I am a little surprised that Paul is still entertaining such ideas, as he has been very vocal about how speaking engagements often don't happen as agreed, and it has happened more than he'd like that financial agreements weren't held to. His $5000 advance makes a great deal of sense.
I love the idea myself, but I doubt it would be worth it, for Paul and
permaculture as a whole. He's often commented on his feeling that he gets less done with paid engagements and with running around, visiting people than he does on his own site, and that he has a to-do list at home a kilometre long. I think it's a long way to go to give talks to people that will, for the most part, label him an intolerant asshole (not my opinion, just something he's said frequently) or try to insist that he do things
their way.
But I could be wrong, and a permie-centric kickstarter wherein we gather like-minded people for a Paul Wheaton fest sounds like something for which I would be down, but it sounds like a tricky proposition.

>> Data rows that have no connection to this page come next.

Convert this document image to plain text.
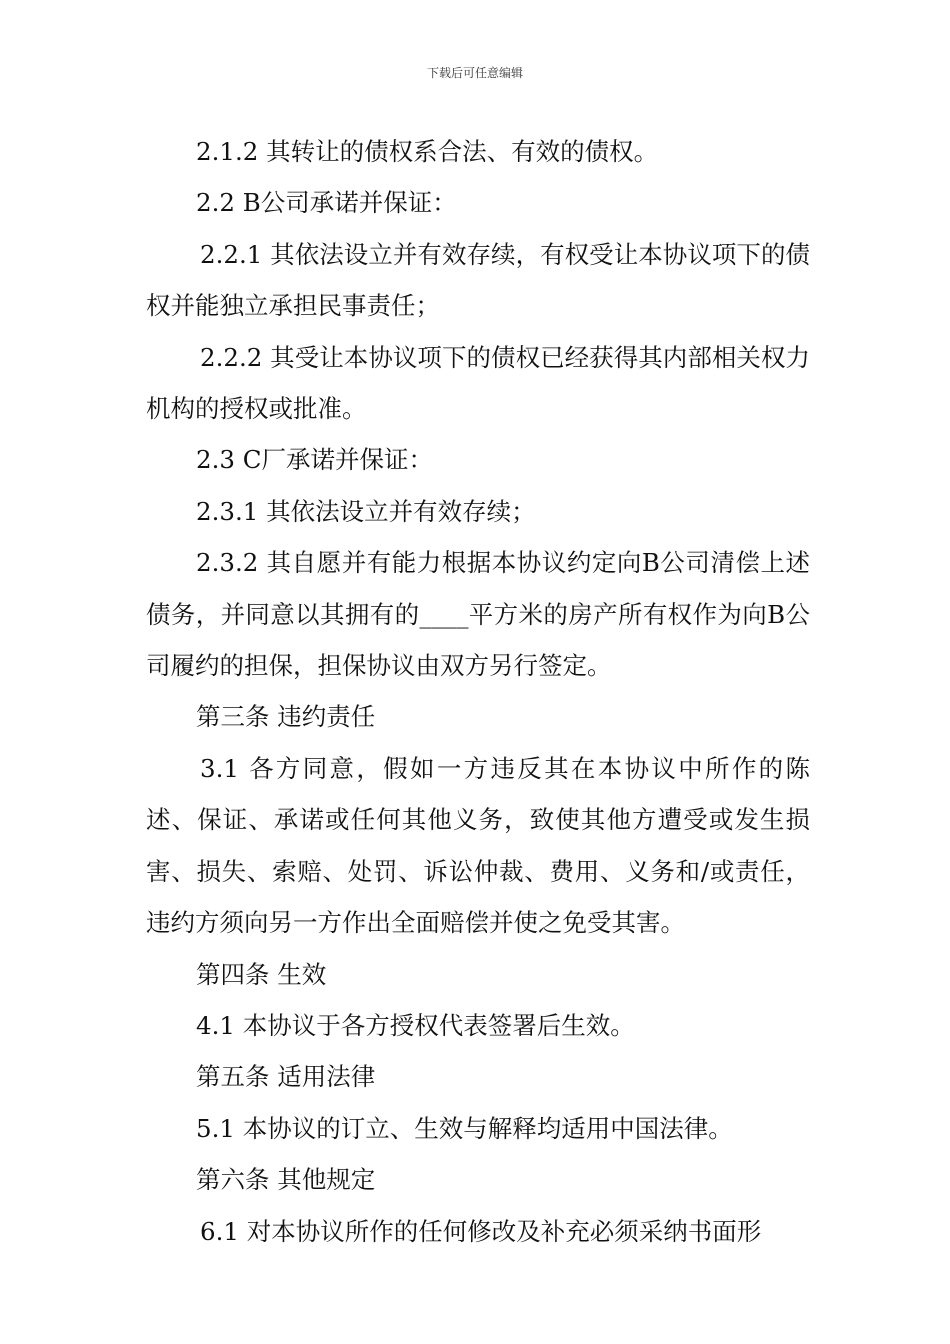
下载后可任意编辑

2.1.2 其转让的债权系合法、有效的债权。

2.2 B公司承诺并保证：

2.2.1 其依法设立并有效存续，有权受让本协议项下的债权并能独立承担民事责任；

2.2.2 其受让本协议项下的债权已经获得其内部相关权力机构的授权或批准。

2.3 C厂承诺并保证：

2.3.1 其依法设立并有效存续；

2.3.2 其自愿并有能力根据本协议约定向B公司清偿上述债务，并同意以其拥有的____平方米的房产所有权作为向B公司履约的担保，担保协议由双方另行签定。

第三条 违约责任

3.1 各方同意，假如一方违反其在本协议中所作的陈述、保证、承诺或任何其他义务，致使其他方遭受或发生损害、损失、索赔、处罚、诉讼仲裁、费用、义务和/或责任，违约方须向另一方作出全面赔偿并使之免受其害。

第四条 生效

4.1 本协议于各方授权代表签署后生效。

第五条 适用法律

5.1 本协议的订立、生效与解释均适用中国法律。

第六条 其他规定

6.1 对本协议所作的任何修改及补充必须采纳书面形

Remember the Wheaton Eco-Scale. Paul, at a really high Eco-Scale level himself, is probably not the best candidate to initiate sub-1 level aspiring permies into
permaculture, as
his reasonable and logical is
their incomprehensible insanity; they don't have the grounding to know why this stuff makes sense.
And yet raising the Eco-Scale level of the average person is probably one of the first great things that can be done outside of one's personal permacultural goals, and that can only really be done by someone who can relate to that Eco-Scale level themselves, a thing that becomes harder to do as one advances up the Eco-Scale levels.

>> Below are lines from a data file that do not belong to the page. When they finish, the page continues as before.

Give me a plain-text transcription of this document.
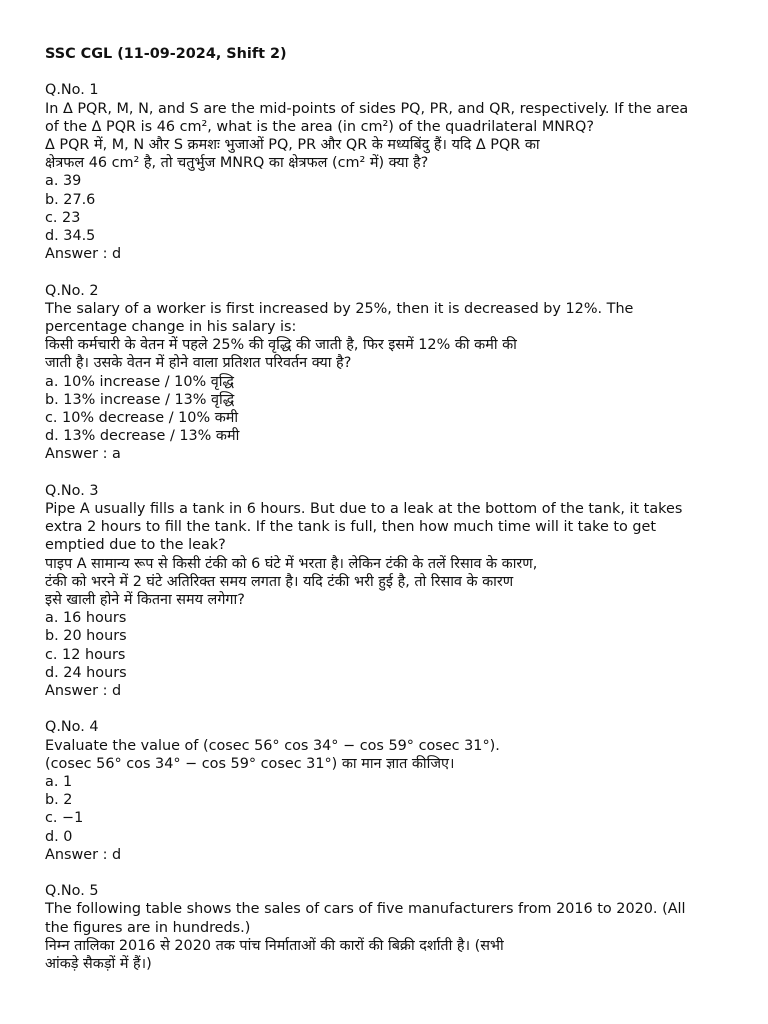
SSC CGL (11-09-2024, Shift 2)
Q.No. 1
In Δ PQR, M, N, and S are the mid-points of sides PQ, PR, and QR, respectively. If the area
of the Δ PQR is 46 cm², what is the area (in cm²) of the quadrilateral MNRQ?
Δ PQR में, M, N और S क्रमशः भुजाओं PQ, PR और QR के मध्यबिंदु हैं। यदि Δ PQR का
क्षेत्रफल 46 cm² है, तो चतुर्भुज MNRQ का क्षेत्रफल (cm² में) क्या है?
a. 39
b. 27.6
c. 23
d. 34.5
Answer : d
Q.No. 2
The salary of a worker is first increased by 25%, then it is decreased by 12%. The
percentage change in his salary is:
किसी कर्मचारी के वेतन में पहले 25% की वृद्धि की जाती है, फिर इसमें 12% की कमी की
जाती है। उसके वेतन में होने वाला प्रतिशत परिवर्तन क्या है?
a. 10% increase / 10% वृद्धि
b. 13% increase / 13% वृद्धि
c. 10% decrease / 10% कमी
d. 13% decrease / 13% कमी
Answer : a
Q.No. 3
Pipe A usually fills a tank in 6 hours. But due to a leak at the bottom of the tank, it takes
extra 2 hours to fill the tank. If the tank is full, then how much time will it take to get
emptied due to the leak?
पाइप A सामान्य रूप से किसी टंकी को 6 घंटे में भरता है। लेकिन टंकी के तलें रिसाव के कारण,
टंकी को भरने में 2 घंटे अतिरिक्त समय लगता है। यदि टंकी भरी हुई है, तो रिसाव के कारण
इसे खाली होने में कितना समय लगेगा?
a. 16 hours
b. 20 hours
c. 12 hours
d. 24 hours
Answer : d
Q.No. 4
Evaluate the value of (cosec 56° cos 34° − cos 59° cosec 31°).
(cosec 56° cos 34° − cos 59° cosec 31°) का मान ज्ञात कीजिए।
a. 1
b. 2
c. −1
d. 0
Answer : d
Q.No. 5
The following table shows the sales of cars of five manufacturers from 2016 to 2020. (All
the figures are in hundreds.)
निम्न तालिका 2016 से 2020 तक पांच निर्माताओं की कारों की बिक्री दर्शाती है। (सभी
आंकड़े सैकड़ों में हैं।)
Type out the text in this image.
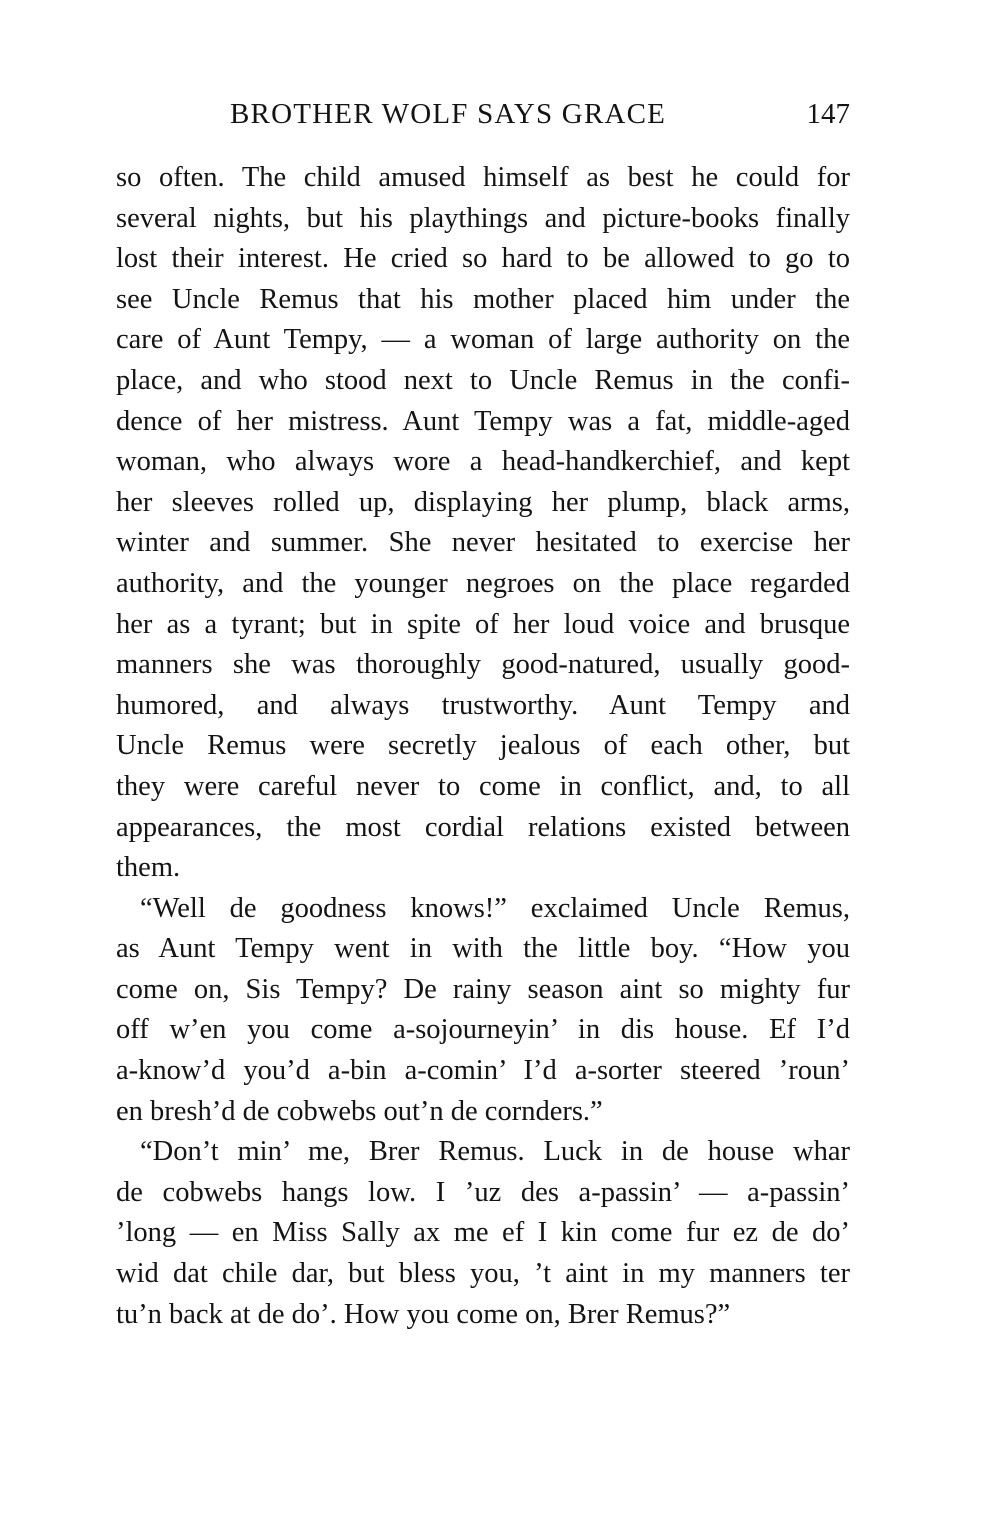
BROTHER WOLF SAYS GRACE	147
so often. The child amused himself as best he could for
several nights, but his playthings and picture-books finally
lost their interest. He cried so hard to be allowed to go to
see Uncle Remus that his mother placed him under the
care of Aunt Tempy, — a woman of large authority on the
place, and who stood next to Uncle Remus in the confi-
dence of her mistress. Aunt Tempy was a fat, middle-aged
woman, who always wore a head-handkerchief, and kept
her sleeves rolled up, displaying her plump, black arms,
winter and summer. She never hesitated to exercise her
authority, and the younger negroes on the place regarded
her as a tyrant; but in spite of her loud voice and brusque
manners she was thoroughly good-natured, usually good-
humored, and always trustworthy. Aunt Tempy and
Uncle Remus were secretly jealous of each other, but
they were careful never to come in conflict, and, to all
appearances, the most cordial relations existed between
them.
“Well de goodness knows!” exclaimed Uncle Remus,
as Aunt Tempy went in with the little boy. “How you
come on, Sis Tempy? De rainy season aint so mighty fur
off w’en you come a-sojourneyin’ in dis house. Ef I’d
a-know’d you’d a-bin a-comin’ I’d a-sorter steered ’roun’
en bresh’d de cobwebs out’n de cornders.”
“Don’t min’ me, Brer Remus. Luck in de house whar
de cobwebs hangs low. I ’uz des a-passin’ — a-passin’
’long — en Miss Sally ax me ef I kin come fur ez de do’
wid dat chile dar, but bless you, ’t aint in my manners ter
tu’n back at de do’. How you come on, Brer Remus?”
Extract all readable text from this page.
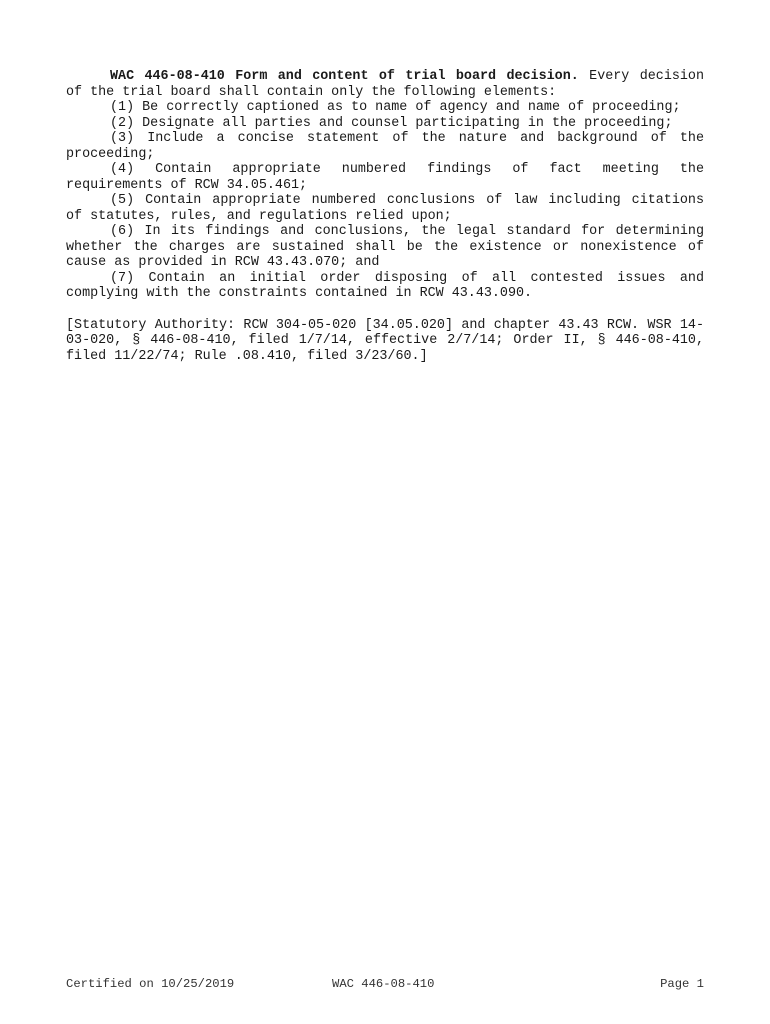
WAC 446-08-410 Form and content of trial board decision. Every decision of the trial board shall contain only the following elements:

(1) Be correctly captioned as to name of agency and name of proceeding;

(2) Designate all parties and counsel participating in the proceeding;

(3) Include a concise statement of the nature and background of the proceeding;

(4) Contain appropriate numbered findings of fact meeting the requirements of RCW 34.05.461;

(5) Contain appropriate numbered conclusions of law including citations of statutes, rules, and regulations relied upon;

(6) In its findings and conclusions, the legal standard for determining whether the charges are sustained shall be the existence or nonexistence of cause as provided in RCW 43.43.070; and

(7) Contain an initial order disposing of all contested issues and complying with the constraints contained in RCW 43.43.090.

[Statutory Authority: RCW 304-05-020 [34.05.020] and chapter 43.43 RCW. WSR 14-03-020, § 446-08-410, filed 1/7/14, effective 2/7/14; Order II, § 446-08-410, filed 11/22/74; Rule .08.410, filed 3/23/60.]

Certified on 10/25/2019	WAC 446-08-410	Page 1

I think the two ideas that are suggested by these observations is that first, Paul might get more traction with people who not only know what the Wheaton Eco-Scale is, but who are past the preliminary levels. Second, I think that if Paul is going to make his way out into the world, some prep work might need doing. I mean, either there needs to be enough demand for Paul by attendees who have enough Eco-Scale clout of their own that they will be able to hear wisdom instead of craziness, or that demand needs to be created by capturing the minds of potential permies and helping them up the Eco-Scale to the point where they can benefit from Paul.

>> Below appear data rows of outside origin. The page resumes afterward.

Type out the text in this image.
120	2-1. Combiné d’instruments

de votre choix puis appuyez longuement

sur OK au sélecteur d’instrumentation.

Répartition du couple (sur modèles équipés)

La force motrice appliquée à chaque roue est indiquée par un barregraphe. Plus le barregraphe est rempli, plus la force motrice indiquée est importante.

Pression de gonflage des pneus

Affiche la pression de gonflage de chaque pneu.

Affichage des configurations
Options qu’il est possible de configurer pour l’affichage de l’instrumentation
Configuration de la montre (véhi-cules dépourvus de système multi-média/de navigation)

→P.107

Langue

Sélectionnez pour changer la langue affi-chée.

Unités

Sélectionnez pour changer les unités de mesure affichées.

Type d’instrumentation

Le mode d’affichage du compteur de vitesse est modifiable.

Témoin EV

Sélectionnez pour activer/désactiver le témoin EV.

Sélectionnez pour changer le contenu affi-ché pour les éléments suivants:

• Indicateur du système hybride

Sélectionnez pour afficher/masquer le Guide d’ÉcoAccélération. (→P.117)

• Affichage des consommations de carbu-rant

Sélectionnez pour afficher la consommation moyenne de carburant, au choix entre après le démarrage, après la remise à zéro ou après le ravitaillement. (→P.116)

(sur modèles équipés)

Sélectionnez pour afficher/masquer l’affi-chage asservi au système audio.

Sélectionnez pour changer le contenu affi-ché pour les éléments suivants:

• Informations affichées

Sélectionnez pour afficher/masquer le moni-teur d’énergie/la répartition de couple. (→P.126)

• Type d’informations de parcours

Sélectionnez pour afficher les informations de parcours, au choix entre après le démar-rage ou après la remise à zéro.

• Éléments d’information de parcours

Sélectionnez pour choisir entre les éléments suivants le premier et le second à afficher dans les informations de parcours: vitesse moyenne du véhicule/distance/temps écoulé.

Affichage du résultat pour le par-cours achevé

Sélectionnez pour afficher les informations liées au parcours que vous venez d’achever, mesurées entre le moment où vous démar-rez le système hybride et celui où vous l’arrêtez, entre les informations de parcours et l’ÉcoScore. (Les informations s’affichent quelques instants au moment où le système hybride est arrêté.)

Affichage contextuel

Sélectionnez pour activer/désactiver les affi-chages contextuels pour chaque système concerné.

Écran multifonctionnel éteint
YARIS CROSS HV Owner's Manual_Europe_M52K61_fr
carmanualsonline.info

To this end, I wonder if it would be a better idea to have a Paul Wheaton Primer camp, a week or several weekends, say, for the uninitiated and for people just starting out on
permaculture that would cover, in brief, the Wheaton Eco-Scale and as many of the permacultural rudiments as possible, with Paul being the keynote speaker towards the end.
I could be completely wrong. I'm sure Paul will tell me so if I am. I just think that my proposed scenario avoids restricting the audience to mid-Eco-Scale-level permies (numbers bottleneck translates to fewer attendees at greater individual cost) without bombarding Paul and higher Eco-Scale-level audience members with either perfectly reasonable but rudimentary questions or trollish attacks from people who didn't understand what they were paying to see.
I live in Toronto, Ontario. Considering the current socio-political climate, I would either try to hold it in Canada, as it will probably be easier for Americans to visit us than for us to visit, or I would wait until the socio-political climate improves vis a vis non-Americans trying to cross into the States.
Again, I could be way off. Please keep us posted as to developments, and good luck. I don't agree with all he says, but I definitely think the world could use a bit more Paul Wheaton.
-CK
A human being should be able to change a diaper, plan an invasion, butcher a hog, conn a ship, design a building, write a sonnet, balance accounts, build a wall, set a bone, comfort the dying, take orders, give orders, cooperate, act alone, solve equations, analyze a new problem, pitch manure, program a computer, cook a tasty meal, fight efficiently, die gallantly. Specialization is for insects.